Dorong SOP Berperspektif HAM dan Gender
Untuk mewujudkan hal tersebut, Kemendagri tengah mendorong penyusunan Standar Operasional Prosedur (SOP) Satpol PP yang berperspektif HAM dan gender dengan prinsip non-diskriminasi. Bernhard berharap pedoman baru ini bisa diterapkan di seluruh jajaran Satpol PP, terutama saat melakukan penegakan peraturan daerah (perda).
Dalam praktiknya, pendekatan persuasif seperti mediasi dan negosiasi akan lebih diutamakan ketimbang tindakan represif. Anggota Satpol PP pun diharapkan meningkatkan kemampuan komunikasi publik agar lebih mudah membangun kepercayaan masyarakat.
Bernhard mengungkapkan, hingga kini terdapat lebih dari 7.000 perda yang berlaku di Indonesia. Namun, sebagian besar anggota Satpol PP hanya memahami sebagian kecil saja. Kondisi ini menunjukkan perlunya peningkatan kapasitas dan bimbingan teknis (bimtek) agar tidak terjadi perbedaan perspektif dalam penegakan aturan di lapangan.
Selain itu, rendahnya angka laporan masyarakat kepada Satpol PP, yakni hanya sekitar 30–40 persen, juga menjadi catatan penting. Menurut Bernhard, hal ini menandakan masih adanya kesenjangan komunikasi antara masyarakat dan institusi tersebut.
“Sekarang masyarakat banyak melihat Satpol PP lewat media sosial. Karena itu, kami mendorong agar Satpol PP di daerah aktif membagikan kegiatan mereka secara digital, supaya lebih mudah diapresiasi publik,” jelasnya.
Menuju Citra Baru Satpol PP
Transformasi ini juga mencakup penyusunan norma, standar, hingga indeks kinerja yang seragam di seluruh Indonesia.

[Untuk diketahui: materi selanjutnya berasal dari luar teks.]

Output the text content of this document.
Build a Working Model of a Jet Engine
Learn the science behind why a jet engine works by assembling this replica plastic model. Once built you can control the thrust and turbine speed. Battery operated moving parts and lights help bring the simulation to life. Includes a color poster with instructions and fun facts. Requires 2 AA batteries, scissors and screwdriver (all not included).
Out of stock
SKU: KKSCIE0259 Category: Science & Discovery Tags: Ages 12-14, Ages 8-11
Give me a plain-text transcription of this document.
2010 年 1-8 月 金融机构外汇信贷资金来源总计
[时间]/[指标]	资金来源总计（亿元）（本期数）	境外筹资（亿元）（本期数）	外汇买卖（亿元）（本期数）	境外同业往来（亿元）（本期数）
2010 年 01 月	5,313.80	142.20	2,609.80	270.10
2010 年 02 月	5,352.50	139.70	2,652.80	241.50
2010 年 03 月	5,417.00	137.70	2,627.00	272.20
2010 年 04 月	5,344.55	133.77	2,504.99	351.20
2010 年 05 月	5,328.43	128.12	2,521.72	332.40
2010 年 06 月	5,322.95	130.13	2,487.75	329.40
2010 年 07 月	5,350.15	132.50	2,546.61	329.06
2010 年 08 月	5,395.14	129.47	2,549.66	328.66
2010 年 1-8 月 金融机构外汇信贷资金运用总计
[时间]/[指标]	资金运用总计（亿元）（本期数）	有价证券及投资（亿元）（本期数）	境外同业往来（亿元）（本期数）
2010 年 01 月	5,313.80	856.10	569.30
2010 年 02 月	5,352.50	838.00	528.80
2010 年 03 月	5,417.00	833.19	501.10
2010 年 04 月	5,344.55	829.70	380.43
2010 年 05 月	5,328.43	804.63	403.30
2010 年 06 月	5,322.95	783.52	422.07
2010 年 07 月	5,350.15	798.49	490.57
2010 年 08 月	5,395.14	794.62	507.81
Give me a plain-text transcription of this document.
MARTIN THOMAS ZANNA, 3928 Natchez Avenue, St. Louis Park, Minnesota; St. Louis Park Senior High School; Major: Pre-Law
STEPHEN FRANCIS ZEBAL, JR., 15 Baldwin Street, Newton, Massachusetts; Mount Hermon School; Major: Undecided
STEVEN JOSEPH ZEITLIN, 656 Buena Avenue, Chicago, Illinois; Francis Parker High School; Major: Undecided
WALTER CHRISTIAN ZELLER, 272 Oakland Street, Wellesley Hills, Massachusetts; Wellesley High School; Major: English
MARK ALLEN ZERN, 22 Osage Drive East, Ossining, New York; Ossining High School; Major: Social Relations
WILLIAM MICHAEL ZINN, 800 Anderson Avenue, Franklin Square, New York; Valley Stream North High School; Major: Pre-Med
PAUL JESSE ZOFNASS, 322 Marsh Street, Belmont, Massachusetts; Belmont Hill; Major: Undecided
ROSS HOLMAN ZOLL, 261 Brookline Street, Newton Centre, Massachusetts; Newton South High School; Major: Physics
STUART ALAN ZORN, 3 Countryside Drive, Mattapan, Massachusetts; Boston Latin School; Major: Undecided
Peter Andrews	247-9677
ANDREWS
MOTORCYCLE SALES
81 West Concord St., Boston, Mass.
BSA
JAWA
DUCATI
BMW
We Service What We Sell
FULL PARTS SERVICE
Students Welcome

Dengan begitu, Satpol PP tidak hanya dipandang sebagai penegak perda, tetapi juga garda terdepan dalam pelayanan dan perlindungan masyarakat.
Bernhard optimistis, perubahan ini akan membawa pergeseran citra Satpol PP di mata publik, dari yang sebelumnya dipandang keras menjadi lebih humanis, dari antipati menjadi simpati, bahkan dari benci menjadi rindu.
Sebagai tindak lanjut, Kemendagri akan menggelar Rapat Koordinasi Nasional Satpol PP pada pertengahan September 2025 mendatang. Forum tersebut diharapkan menjadi momentum untuk menegaskan bahwa setiap pelaksanaan tugas Satpol PP, khususnya dalam penegakan perda, harus berlandaskan perspektif gender dan HAM.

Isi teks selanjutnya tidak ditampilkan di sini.